Pulsars emit beams of radiation that reveal the extreme physics of neutron star magnetospheres. Yet, their understanding remains incomplete. Recent global Particle-in-Cell (PIC) simulations have raised several questions that led us to question their validity and their extrapolation to realistic particle Lorentz factors, electric and magnetic fields. We want to generate realistic sky maps of high-energy radiation from first principles. We propose a novel method to study the Equatorial Current Sheet (ECS) where most of the particle acceleration and the high-energy radiation is expected to originate. We first determine its shape and external magnetic field with a steady-state ideal force-free solution. Then, we consider the extra electric and magnetic field components that develop when dissipation is considered. Finally, we study the particle acceleration and radiation that is due to these extra field components for realistic field and particle parameters. We generate realistic sky maps of high-energy radiation and compare them with those obtained via PIC simulations. These sky maps may also be closely reproduced using the ECS of the split-monopole solution beyond the light cylinder. The ECS is probably stabilized by the normal magnetic field component that is due to the global magnetospheric reconnection. Our method helps us better understand the origin of the pulsed high-energy radiation in the pulsar magnetosphere.

Figures (4)

• Figure 1: Sketch of the Equatorial Current Sheet (ECS) along its thickness. Left: Ideal Harris-type current sheet with perfect field reversal accross it and no dissipation. Right: Dissipative current sheet with non-zero extra electric and magnetic field components $\delta E$ and $\delta B$ respectively in its interior. The normal magnetic field component $\delta B$ is absent in local reconnection simulations that start from a Harris-type current sheet. Wherever $\delta E>\delta B$, there is particle acceleration, thus also dissipation in the current sheet. In both cases, the ECS lies inside a steady-state corotating ideal force-free (FFE) magnetosphere.

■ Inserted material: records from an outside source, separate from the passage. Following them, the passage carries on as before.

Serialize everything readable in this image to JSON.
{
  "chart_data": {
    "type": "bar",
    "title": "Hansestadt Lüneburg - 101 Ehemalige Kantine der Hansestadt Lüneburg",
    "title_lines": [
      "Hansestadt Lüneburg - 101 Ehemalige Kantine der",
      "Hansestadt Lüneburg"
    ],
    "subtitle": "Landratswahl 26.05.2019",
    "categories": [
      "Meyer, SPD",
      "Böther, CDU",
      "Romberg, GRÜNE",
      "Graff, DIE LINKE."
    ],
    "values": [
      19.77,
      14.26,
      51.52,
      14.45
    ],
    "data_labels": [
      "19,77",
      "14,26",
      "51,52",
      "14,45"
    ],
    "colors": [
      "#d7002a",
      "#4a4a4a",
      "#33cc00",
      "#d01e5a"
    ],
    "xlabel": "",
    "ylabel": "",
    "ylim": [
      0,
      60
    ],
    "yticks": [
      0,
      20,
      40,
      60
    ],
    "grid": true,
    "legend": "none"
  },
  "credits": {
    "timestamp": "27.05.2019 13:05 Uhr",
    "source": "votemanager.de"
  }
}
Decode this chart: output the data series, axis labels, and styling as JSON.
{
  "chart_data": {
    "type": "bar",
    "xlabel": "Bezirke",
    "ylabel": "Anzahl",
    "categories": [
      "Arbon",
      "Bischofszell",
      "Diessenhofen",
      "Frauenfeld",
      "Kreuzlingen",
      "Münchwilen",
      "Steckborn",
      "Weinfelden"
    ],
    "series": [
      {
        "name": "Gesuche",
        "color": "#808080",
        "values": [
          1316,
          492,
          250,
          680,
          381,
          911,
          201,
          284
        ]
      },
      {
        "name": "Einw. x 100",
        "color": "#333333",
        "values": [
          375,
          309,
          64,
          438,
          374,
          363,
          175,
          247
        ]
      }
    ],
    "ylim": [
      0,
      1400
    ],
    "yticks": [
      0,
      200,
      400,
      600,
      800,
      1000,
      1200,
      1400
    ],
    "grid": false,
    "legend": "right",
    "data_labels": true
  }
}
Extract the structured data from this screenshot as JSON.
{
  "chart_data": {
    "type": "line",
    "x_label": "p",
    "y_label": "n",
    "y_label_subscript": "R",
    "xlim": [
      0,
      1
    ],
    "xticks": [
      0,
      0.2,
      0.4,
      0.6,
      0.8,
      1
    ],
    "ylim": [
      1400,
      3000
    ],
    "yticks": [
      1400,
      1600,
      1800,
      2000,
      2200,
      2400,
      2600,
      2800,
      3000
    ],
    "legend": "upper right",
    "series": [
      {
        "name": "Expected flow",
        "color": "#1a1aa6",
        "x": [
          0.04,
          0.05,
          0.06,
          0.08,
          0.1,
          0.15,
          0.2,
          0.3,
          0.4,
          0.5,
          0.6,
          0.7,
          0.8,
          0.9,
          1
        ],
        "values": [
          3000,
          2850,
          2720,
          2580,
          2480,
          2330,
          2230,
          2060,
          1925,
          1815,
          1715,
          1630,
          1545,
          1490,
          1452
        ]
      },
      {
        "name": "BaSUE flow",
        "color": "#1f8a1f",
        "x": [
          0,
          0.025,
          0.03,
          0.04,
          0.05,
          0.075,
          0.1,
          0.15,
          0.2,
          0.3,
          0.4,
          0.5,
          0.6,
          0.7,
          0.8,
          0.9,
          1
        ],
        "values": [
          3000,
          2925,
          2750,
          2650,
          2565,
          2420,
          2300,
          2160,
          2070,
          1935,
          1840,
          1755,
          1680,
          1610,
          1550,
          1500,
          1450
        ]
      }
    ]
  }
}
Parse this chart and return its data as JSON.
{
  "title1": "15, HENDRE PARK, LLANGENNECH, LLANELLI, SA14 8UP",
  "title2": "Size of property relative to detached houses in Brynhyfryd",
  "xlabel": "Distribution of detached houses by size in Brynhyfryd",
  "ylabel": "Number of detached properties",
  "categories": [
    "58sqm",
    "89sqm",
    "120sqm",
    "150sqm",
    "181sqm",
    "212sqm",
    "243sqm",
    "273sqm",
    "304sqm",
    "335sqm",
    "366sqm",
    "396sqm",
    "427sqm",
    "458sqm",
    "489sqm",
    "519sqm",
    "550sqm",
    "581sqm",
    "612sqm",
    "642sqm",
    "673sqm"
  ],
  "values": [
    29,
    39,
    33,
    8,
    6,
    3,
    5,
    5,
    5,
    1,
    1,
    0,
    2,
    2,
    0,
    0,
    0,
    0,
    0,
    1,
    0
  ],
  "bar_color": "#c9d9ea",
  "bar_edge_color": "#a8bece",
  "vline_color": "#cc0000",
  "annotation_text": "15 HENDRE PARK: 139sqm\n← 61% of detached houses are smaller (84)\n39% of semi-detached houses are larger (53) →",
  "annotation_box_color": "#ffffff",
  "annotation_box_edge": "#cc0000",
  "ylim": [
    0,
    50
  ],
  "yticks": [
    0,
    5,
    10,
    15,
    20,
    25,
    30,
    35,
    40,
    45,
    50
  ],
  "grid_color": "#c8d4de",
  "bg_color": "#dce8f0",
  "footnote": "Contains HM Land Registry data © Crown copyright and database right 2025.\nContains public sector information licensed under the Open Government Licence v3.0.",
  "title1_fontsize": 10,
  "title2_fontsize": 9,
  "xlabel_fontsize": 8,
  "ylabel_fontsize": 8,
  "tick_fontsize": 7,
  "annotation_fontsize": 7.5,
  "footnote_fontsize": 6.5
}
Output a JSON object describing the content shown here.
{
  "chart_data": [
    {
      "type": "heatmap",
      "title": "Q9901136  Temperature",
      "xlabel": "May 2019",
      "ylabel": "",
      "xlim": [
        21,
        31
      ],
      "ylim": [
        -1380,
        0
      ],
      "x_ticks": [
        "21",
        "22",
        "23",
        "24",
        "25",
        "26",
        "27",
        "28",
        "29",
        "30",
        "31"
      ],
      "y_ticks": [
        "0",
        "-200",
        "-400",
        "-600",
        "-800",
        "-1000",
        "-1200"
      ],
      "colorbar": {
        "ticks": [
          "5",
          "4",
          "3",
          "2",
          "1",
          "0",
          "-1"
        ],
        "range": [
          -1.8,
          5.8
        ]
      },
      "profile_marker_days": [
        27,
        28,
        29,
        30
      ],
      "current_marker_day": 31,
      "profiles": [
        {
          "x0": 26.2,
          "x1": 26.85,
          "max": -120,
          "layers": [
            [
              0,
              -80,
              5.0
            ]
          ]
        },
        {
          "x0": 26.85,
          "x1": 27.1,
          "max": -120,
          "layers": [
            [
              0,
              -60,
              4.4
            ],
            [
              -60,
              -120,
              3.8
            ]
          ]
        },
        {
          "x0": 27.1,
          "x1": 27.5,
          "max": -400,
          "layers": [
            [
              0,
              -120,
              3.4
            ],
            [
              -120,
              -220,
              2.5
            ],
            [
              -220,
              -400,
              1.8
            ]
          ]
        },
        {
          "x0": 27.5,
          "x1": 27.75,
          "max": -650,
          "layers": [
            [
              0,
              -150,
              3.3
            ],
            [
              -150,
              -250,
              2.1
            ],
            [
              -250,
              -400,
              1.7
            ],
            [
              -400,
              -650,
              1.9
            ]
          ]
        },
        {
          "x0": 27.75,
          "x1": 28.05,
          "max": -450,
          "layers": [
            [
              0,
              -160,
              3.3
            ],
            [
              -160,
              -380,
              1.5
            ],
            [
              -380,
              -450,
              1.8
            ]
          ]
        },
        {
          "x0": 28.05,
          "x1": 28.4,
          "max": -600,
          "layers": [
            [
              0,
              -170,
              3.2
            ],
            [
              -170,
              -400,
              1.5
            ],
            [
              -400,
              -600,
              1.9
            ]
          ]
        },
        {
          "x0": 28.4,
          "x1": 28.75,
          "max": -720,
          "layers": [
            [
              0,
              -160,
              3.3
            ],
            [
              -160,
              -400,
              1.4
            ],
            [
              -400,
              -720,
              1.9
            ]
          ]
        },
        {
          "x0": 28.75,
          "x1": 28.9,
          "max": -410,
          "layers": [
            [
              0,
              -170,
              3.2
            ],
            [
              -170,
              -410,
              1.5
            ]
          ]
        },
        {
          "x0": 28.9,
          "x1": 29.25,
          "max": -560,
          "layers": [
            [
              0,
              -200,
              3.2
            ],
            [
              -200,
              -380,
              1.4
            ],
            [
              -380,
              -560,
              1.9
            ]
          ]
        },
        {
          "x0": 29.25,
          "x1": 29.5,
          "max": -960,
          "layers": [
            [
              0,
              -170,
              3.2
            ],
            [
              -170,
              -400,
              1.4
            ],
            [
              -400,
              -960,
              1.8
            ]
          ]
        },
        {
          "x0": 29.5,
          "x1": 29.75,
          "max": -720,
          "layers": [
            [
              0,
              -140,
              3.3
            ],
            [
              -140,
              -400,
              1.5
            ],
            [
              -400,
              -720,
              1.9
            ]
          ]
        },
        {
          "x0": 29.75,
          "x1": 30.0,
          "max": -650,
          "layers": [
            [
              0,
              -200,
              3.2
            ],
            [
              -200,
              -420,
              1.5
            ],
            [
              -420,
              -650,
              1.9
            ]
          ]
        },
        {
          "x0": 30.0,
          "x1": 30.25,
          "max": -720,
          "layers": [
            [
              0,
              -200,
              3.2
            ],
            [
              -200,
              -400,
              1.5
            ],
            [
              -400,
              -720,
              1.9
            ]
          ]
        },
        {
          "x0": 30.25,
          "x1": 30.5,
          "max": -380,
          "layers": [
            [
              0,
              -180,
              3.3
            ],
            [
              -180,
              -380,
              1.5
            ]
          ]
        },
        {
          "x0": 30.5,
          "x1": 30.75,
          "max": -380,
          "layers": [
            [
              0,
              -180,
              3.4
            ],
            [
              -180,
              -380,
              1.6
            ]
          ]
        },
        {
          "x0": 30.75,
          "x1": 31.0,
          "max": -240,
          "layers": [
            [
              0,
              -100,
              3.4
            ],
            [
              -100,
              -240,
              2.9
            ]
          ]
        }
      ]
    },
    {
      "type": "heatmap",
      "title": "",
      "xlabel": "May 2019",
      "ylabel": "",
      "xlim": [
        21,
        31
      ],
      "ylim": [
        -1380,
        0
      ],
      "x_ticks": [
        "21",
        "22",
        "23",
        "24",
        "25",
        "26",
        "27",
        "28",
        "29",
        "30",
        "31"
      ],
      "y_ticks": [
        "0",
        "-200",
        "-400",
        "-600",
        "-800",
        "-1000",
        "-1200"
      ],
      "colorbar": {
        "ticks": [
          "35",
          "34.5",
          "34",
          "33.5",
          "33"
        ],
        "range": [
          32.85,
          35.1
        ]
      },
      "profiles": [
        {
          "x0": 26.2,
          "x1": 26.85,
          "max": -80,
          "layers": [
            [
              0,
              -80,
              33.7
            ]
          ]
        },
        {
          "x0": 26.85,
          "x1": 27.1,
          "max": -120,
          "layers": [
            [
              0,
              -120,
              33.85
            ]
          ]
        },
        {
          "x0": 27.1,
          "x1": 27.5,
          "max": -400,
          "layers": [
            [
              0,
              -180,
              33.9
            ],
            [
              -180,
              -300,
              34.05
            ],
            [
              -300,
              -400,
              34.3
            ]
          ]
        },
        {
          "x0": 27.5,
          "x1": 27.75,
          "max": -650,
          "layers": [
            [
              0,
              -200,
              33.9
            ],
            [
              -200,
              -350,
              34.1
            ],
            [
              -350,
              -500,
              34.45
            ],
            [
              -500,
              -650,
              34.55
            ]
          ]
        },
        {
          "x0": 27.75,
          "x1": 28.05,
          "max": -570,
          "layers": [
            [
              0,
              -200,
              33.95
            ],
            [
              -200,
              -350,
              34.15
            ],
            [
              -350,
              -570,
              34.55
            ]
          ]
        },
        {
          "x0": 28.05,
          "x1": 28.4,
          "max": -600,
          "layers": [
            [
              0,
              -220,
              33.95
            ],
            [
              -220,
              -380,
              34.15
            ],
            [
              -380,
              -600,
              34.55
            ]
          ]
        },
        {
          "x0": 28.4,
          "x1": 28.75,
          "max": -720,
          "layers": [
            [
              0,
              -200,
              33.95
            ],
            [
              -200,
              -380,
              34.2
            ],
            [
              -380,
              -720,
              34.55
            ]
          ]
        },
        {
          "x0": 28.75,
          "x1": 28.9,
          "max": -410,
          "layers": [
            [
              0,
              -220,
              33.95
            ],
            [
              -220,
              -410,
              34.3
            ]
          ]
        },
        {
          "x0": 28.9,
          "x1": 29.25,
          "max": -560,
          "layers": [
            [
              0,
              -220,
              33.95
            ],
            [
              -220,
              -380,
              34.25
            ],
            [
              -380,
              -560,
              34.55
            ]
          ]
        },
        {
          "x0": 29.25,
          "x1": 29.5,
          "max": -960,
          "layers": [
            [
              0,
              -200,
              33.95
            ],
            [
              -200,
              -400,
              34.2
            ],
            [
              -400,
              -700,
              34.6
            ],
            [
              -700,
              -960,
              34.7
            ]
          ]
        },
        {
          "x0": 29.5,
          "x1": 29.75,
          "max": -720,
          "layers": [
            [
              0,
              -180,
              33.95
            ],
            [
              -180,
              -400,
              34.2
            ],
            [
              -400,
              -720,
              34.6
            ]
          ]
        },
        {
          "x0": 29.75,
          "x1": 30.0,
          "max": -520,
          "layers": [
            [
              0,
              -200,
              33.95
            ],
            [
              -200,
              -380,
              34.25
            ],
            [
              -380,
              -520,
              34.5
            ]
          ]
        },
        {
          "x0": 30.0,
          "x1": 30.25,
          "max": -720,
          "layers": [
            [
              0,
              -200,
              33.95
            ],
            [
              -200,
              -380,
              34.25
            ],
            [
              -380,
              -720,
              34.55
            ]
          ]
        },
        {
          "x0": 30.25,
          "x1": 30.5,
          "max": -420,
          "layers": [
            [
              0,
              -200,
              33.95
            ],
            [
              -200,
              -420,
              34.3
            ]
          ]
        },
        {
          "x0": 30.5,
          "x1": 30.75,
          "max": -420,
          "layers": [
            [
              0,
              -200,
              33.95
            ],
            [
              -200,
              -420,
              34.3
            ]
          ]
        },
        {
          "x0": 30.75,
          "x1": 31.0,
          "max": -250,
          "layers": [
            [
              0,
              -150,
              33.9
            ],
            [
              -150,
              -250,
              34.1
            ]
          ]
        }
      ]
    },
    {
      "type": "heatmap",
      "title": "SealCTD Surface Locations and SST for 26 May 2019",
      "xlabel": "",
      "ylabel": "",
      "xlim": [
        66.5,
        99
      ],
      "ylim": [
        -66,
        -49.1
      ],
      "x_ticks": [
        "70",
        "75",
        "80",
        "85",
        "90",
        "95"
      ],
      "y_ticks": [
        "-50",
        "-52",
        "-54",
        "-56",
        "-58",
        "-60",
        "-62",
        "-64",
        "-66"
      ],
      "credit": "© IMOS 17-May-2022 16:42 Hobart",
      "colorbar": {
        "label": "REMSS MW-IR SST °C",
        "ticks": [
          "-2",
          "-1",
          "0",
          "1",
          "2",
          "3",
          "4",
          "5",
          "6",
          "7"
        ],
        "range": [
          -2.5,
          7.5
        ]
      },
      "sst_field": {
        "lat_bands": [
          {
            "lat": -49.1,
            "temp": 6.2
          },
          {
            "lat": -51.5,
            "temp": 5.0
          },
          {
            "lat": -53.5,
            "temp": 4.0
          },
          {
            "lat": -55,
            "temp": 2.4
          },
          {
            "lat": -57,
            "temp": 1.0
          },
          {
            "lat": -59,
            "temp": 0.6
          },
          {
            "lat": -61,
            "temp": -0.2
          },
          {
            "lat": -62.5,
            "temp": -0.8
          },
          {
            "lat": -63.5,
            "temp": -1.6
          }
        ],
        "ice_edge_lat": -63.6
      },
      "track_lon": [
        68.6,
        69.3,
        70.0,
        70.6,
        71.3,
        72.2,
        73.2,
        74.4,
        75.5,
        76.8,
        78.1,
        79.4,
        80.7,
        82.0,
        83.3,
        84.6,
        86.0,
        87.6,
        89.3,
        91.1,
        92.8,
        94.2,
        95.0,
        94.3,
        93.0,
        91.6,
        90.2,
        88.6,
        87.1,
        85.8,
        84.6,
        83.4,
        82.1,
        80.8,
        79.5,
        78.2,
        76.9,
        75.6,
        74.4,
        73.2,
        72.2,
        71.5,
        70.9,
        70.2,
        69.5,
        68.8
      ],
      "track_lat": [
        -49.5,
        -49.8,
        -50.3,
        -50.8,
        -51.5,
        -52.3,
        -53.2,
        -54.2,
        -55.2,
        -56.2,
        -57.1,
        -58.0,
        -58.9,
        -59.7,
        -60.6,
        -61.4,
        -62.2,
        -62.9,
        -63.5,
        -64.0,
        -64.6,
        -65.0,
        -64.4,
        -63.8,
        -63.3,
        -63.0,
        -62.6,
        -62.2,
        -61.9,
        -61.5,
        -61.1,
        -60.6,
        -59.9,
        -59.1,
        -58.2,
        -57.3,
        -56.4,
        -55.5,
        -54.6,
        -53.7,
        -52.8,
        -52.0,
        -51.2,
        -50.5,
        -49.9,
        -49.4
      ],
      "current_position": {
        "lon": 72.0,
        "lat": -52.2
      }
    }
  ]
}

• Figure 2: Cross section of the current sheet of our numerical solution (black line) along the plane containing the magnetic and rotation axes. For comparison, the current sheet of the split monopole is also shown (red line). Dashed line: light cylinder.
• Figure 3: High-energy sky maps and sample light curves for pulsar inclination $\lambda=20^\circ$. Phase zero corresponds to the arrival of the radio pulse emitted from the stellar magnetic poles. White dashed line: radial radiation from the ECS of a central split monopole from the stellar surface and beyond. Red line: radial radiation from the ECS of a central split monopole from the light cylinder and beyond. We observe that in all cases except for (3), the radiation extends to latitudes higher than $\pm\lambda$. We also expect that since the ECS consists mostly of positrons, the above right plots in the top 2 subplots that correspond to the electrons are expected to be much weaker (but not negligible) than the left ones that correspond to the positrons.
• Figure 4: Similar to Figure \ref{['skymaps']} for the split monopole solution of section 3 at inclination $\lambda=20^\circ$. The light curves are very similar to the ones produced with our numerical solution. They are also narrower (more caustic-like). We see the clear shift from the red to the white line when 'free' particles in the ECS start emitting from the stellar surface.